Much like the festival, which provided a virtual meeting ground of sorts, the Mangrove affords a space where cultural pride in itself becomes a form of resistance. As A. O. Scott explains, Frank Crichlow (Shaun Parkes) is “not just a restaurateur but also, somewhat reluctantly, a civic leader, one whose authority is rooted in communal experience.”

Accordingly, when writing about the death of activist Darcus Howe, portrayed in the film as one of the Mangrove Nine, The Guardian described the Mangrove as “a small piece of decolonised territory in Notting Hill.”

As Odie Henderson notes in his review of the film, the clientele at Mangrove “form a group brought together by a common bond and a common enemy.” He continues that “the general rule amongst racists, even today, is that they not only do they not want you in their environment, they don’t want you to have a commensurate environment of your own either.”

“That it feels so much a product of present-day events,” Henderson concludes, “is a sad commentary on the state of affairs in the world today.”

As if to make this point, Ayat restaurant, a Palestinian café located in Brooklyn, New York, has recently been the target of bad reviews by Zionists who resent their presence. “The truth hurts I know,” says restauranter Abdul Elenani, along with chef Ayat Masoud, “and we will stand by PALESTINE no matter how many bad fake reviews you guys give us.”

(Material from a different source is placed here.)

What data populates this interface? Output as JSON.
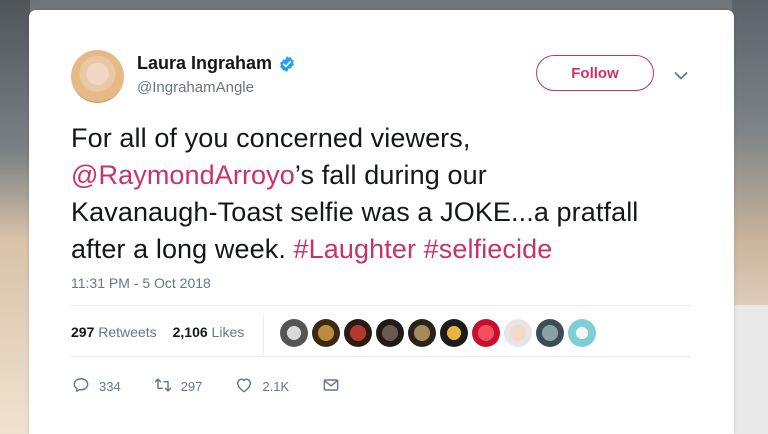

“At the end of the tunnel there’s always a light. A Palestinian restaurant promoting peace and exposing the reality of the situation in Palestine, that’s MY (ABDUL ELENANI) goal, so go ahead and keep giving your fake reviews. Show your support here by 5 staring the hell out of this place and showing what we can do as ONE BODY-ONE COMMUNITY.”

Restaurants have often served as community centers, a room of one’s own where activism, conversation, and cultural preservation take place through the auspices of traditional food. Just as the festival served as a virtual space for cultural continuity, so these places serve the community.

At the start of the closing session of the festival, greetings came from another space, Israeli Damon prison, a place in which community exists despite the odds against it. Political prisoner Khalida Jarrar’s letter, was smuggled out then read by Yaffa and Suha, her two daughters.

“Although physically we are held captive behind fences and bars,” Jarrar writes, our souls remain free and are soaring in the skies of Palestine and the world.” Attesting to the community of imprisoned women that is tied, too, to world-wide liberation struggles, she adds that “we work to establish and consolidate human values and strive to obtain social and economic liberation that bind the free people of the world together.”

Like traditional cuisine that unites people within a culture, it is books, Jarrar says, that “constitute the foundation of life in prison.” The challenge she says, for her and fellow prisoners, becomes how to “transform our detention into a state of a ‘cultural revolution’ through reading, education and literary discussions.”

Finally, Jarrar concludes, “the pen is important, the paper is important and books are considered a treasure. All of which constitute tools used as part of our survival and struggle against the occupation, and also to develop ourselves.”

In all of these cases, there is a state of knowing one’s place, such as racists would like to happen, and then there is having one’s place, not necessarily a room of one’s own but rather a space like the Mangrove, replicated in various other places–in Brooklyn’s Ayat; in a prison cell that becomes a place of learning and revolution; and finally, in the virtual space of the festival, all places worth defending as loci of cultural resistance.

– Benay Blend earned her doctorate in American Studies from the University of New Mexico. Her scholarly works include Douglas Vakoch and Sam Mickey, Eds. (2017), “’Neither Homeland Nor Exile are Words’: ‘Situated Knowledge’ in the Works of Palestinian and Native American Writers”. She contributed this article to The Palestine Chronicle.